And to add to the confusion, the offer document of the first Internet fund from Kothari Pioneer also classifies Zee Telefilms as a convergence play.
The justification in its draft offer letter is "Zee Telefilms, the company that operates the popular Indian satellite channel is positioning itself for convergence of the Internet with other forms of media. Zee's subsidiary, SitiCable has a cable network covering several cities. Many of the users of this network will soon have high-speed access to the Internet. Zee has a rich library of content produced for TV, which can be converted to be accessed through the Internet. Zee's strategy of farming out production makes it less capital intensive and lowers the risk profile of the company."

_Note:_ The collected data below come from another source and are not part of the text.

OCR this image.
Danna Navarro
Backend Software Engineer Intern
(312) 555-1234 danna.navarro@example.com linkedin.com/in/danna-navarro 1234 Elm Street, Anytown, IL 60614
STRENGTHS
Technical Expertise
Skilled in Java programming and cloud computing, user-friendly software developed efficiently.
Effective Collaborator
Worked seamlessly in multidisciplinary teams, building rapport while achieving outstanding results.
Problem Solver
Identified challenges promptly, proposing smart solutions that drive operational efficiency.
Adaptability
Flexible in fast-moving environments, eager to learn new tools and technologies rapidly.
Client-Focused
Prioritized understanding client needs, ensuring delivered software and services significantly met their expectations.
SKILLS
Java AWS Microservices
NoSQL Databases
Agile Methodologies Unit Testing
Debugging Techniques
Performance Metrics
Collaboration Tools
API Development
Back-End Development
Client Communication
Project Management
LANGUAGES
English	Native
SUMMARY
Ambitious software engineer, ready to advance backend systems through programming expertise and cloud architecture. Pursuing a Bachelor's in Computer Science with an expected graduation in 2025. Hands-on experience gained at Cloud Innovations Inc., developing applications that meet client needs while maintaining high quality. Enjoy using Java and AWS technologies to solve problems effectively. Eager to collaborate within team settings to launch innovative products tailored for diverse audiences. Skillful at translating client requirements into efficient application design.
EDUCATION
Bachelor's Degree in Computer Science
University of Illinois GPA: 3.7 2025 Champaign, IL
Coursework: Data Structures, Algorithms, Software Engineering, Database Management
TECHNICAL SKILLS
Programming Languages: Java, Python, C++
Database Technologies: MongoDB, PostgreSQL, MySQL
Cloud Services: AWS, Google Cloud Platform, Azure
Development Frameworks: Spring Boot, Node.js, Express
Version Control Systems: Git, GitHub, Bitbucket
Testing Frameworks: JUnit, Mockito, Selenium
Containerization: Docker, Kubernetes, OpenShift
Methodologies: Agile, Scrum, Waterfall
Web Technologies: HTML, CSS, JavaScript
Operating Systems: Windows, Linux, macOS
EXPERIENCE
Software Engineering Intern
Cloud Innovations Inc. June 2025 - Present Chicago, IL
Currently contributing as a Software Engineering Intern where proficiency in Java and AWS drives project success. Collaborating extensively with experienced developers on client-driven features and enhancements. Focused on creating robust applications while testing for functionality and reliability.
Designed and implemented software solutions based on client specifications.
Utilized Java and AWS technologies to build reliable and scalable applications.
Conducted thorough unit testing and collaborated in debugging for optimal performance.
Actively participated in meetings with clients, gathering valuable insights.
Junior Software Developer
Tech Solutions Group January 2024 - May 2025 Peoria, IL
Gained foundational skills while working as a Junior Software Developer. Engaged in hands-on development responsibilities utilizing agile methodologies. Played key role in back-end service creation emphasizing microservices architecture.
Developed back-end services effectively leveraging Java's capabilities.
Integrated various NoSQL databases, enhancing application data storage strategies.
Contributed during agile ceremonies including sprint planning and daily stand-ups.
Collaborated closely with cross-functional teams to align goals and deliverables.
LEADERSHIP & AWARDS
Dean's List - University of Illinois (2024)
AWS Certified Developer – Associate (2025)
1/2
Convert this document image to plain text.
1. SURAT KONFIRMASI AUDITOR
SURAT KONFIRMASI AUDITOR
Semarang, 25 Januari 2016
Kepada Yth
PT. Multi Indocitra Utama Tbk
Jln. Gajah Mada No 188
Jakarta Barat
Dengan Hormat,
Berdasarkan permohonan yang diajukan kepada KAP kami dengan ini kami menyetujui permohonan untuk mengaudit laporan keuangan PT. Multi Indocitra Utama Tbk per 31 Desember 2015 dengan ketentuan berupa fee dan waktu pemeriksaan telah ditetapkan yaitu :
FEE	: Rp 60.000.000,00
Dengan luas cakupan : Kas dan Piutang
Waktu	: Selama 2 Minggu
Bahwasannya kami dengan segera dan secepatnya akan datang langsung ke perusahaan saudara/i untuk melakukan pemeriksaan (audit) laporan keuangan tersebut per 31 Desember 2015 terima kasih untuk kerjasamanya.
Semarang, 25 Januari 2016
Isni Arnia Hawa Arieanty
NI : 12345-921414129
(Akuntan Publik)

Not only this, even the definition of the financial conglomerate the ICICI group has been tortured to justify as an Internet play. The rationale: The group has made major forays to facilitate electronic financial transactions. ICICI Bank was one of the first Indian banks to allow customers to query and carry out a limited range of financial transactions through the Internet. The ICICI group, either directly or through joint ventures, is likely to facilitate e-commerce in financial services covering areas like banking, depository services and stock trading. This initiative is likely to create a long-term competitive advantage for the group, as easier and less expensive product delivery, streamlined back-office, and a higher level customer service makes the whole experience of financial transaction easier and more convenient for its clients.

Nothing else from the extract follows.